连接服务器FileServer,LoginServer,DBServer,PushServer,RouteServer
文档服务器在TeamServer中用于存储文档或者在线离线传送文件用,因此Msg_Server需要个文档服务器保持一个长连接。
main函数中,通过init_file_serv_conn向文档服务器发起连接。
void init_file_serv_conn(serv_info_t* server_list, uint32_t server_count)
{
g_file_server_list = server_list;
g_file_server_count = server_count;
serv_init(g_file_server_list, g_file_server_count);
netlib_register_timer(file_server_conn_timer_callback, NULL, 1000);
s_file_handler = CFileHandler::getInstance();
} template
void serv_init(serv_info_t* server_list, uint32_t server_count)
{
for (uint32_t i = 0; i < server_count; i++) {
T* pConn = new T();
pConn->Connect(server_list[i].server_ip.c_str(), server_list[i].server_port, i);
server_list[i].serv_conn = pConn;
server_list[i].idle_cnt = 0;
server_list[i].reconnect_cnt = MIN_RECONNECT_CNT / 2;
}
} void CFileServConn::Connect(const char* server_ip, uint16_t server_port, uint32_t idx)
{
log("Connecting to FileServer %s:%d ", server_ip, server_port);
m_serv_idx = idx;
m_handle = netlib_connect(server_ip, server_port, imconn_callback, (void*)&g_file_server_conn_map);
if (m_handle != NETLIB_INVALID_HANDLE) {
g_file_server_conn_map.insert(make_pair(m_handle, this));
}
}
具体实现为,当消息服务器向文档服务器发起的TCP连接建立以后,时间分发器中的select或者epoll会发现当前缓冲区可写,因此准备向该连接的缓冲区写数据,具体为调用该Socket的OnWrite函数。
void CBaseSocket::OnWrite()
{
#if ((defined _WIN32) || (defined __APPLE__))
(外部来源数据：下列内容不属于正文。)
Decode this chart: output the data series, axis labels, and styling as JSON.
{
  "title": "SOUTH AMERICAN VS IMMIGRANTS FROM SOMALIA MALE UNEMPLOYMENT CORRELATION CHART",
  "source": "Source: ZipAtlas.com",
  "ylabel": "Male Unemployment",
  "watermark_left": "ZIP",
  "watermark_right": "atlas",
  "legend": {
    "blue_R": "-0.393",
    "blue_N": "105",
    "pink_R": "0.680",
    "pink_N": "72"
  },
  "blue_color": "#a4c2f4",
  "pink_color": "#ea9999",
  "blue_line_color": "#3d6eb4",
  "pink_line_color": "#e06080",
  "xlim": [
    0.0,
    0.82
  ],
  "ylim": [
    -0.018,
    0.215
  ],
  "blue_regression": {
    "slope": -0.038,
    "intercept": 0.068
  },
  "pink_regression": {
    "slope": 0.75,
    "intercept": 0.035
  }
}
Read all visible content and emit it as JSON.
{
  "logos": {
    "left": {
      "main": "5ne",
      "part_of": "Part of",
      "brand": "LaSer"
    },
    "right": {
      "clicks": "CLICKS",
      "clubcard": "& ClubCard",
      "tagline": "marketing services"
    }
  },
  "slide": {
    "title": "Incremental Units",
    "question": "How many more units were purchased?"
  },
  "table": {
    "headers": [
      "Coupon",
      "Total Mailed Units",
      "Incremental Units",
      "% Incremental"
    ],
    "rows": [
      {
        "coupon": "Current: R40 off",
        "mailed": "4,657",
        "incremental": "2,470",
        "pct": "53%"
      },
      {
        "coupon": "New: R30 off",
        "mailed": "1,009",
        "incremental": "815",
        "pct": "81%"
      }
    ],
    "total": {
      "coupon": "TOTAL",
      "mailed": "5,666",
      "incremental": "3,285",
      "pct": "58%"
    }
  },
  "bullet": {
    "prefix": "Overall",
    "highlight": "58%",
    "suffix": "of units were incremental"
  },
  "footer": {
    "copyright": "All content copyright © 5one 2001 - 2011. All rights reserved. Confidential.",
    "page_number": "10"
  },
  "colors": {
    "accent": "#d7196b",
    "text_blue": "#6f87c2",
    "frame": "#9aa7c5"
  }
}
CEventDispatch::Instance()->RemoveEvent(m_socket, SOCKET_WRITE);
#endif
if (m_state == SOCKET_STATE_CONNECTING)
{
int error = 0;
socklen_t len = sizeof(error);
#ifdef _WIN32
getsockopt(m_socket, SOL_SOCKET, SO_ERROR, (char*)&error, &len);
#else
getsockopt(m_socket, SOL_SOCKET, SO_ERROR, (void*)&error, &len);
#endif
if (error) {
m_callback(m_callback_data, NETLIB_MSG_CLOSE, (net_handle_t)m_socket, NULL);
} else {
m_state = SOCKET_STATE_CONNECTED;
m_callback(m_callback_data, NETLIB_MSG_CONFIRM, (net_handle_t)m_socket, NULL);
}
}
else
{
m_callback(m_callback_data, NETLIB_MSG_WRITE, (net_handle_t)m_socket, NULL);
}
}
由于之前在向File_Server发起连接的时候,该socket的state设置为STATE_SOCKET_CONNECTING,因此该函数走第一个if分支,调用前面socket注册的回调imconn_callback,消息类型为NETLIB_MSG_CONFIRM。
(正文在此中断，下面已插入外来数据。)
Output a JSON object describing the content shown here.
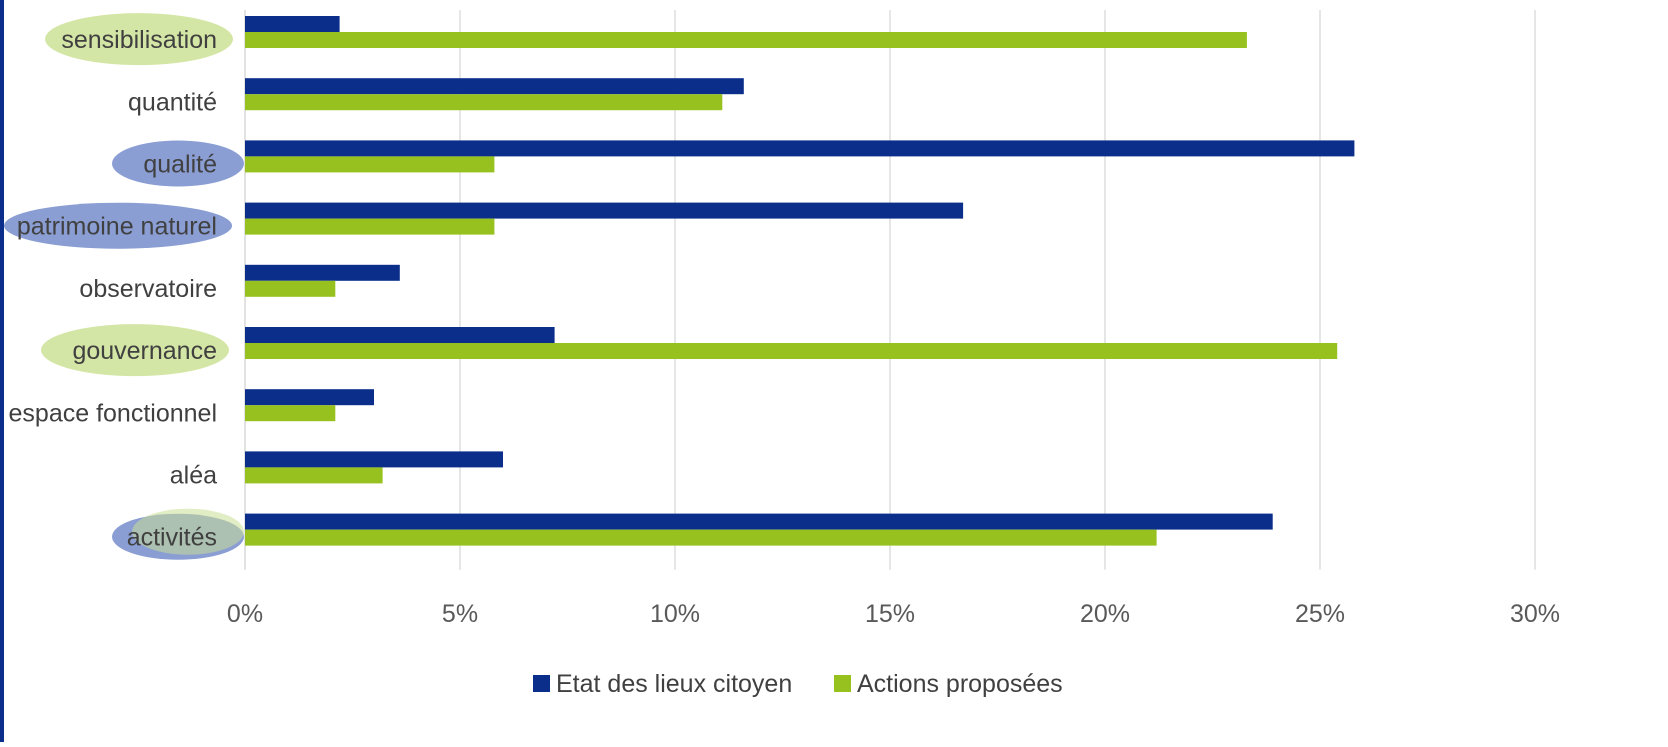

void imconn_callback(void* callback_data, uint8_t msg, uint32_t handle, void* pParam)
{
NOTUSED_ARG(handle);
NOTUSED_ARG(pParam);
if (!callback_data)
return;
ConnMap_t* conn_map = (ConnMap_t*)callback_data;
CImConn* pConn = FindImConn(conn_map, handle);
if (!pConn)
return;
//log("msg=%d, handle=%d ", msg, handle);
switch (msg)
{
case NETLIB_MSG_CONFIRM:
pConn->OnConfirm();
break;
case NETLIB_MSG_READ:
pConn->OnRead();
break;
case NETLIB_MSG_WRITE:
pConn->OnWrite();
break;
case NETLIB_MSG_CLOSE:
pConn->OnClose();
break;
default:
log("!!!imconn_callback error msg: %d ", msg);
break;
}
pConn->ReleaseRef();
}void CFileServConn::OnConfirm()
{
log("connect to file server success ");
m_bOpen = true;
m_connect_time = get_tick_count();
g_file_server_list[m_serv_idx].reconnect_cnt = MIN_RECONNECT_CNT / 2;
IM::Server::IMFileServerIPReq msg;
CImPdu pdu;
pdu.SetPBMsg(&msg);
pdu.SetServiceId(SID_OTHER);
pdu.SetCommandId(CID_OTHER_FILE_SERVER_IP_REQ);
SendPdu(&pdu);
}连接登录服务里,RouteServer,routeServer(路由服务器),pushServer(推送服务器),DBServer(DB服务器)的过程于上述的连接文档服务器的过程基本相同。有区别的是一两点:
1、在模板函数ServerInit中文档服务器实例化的是CFileServerConn,而在其他服务器中需要实例化其自身对应的类,创建对应的对象。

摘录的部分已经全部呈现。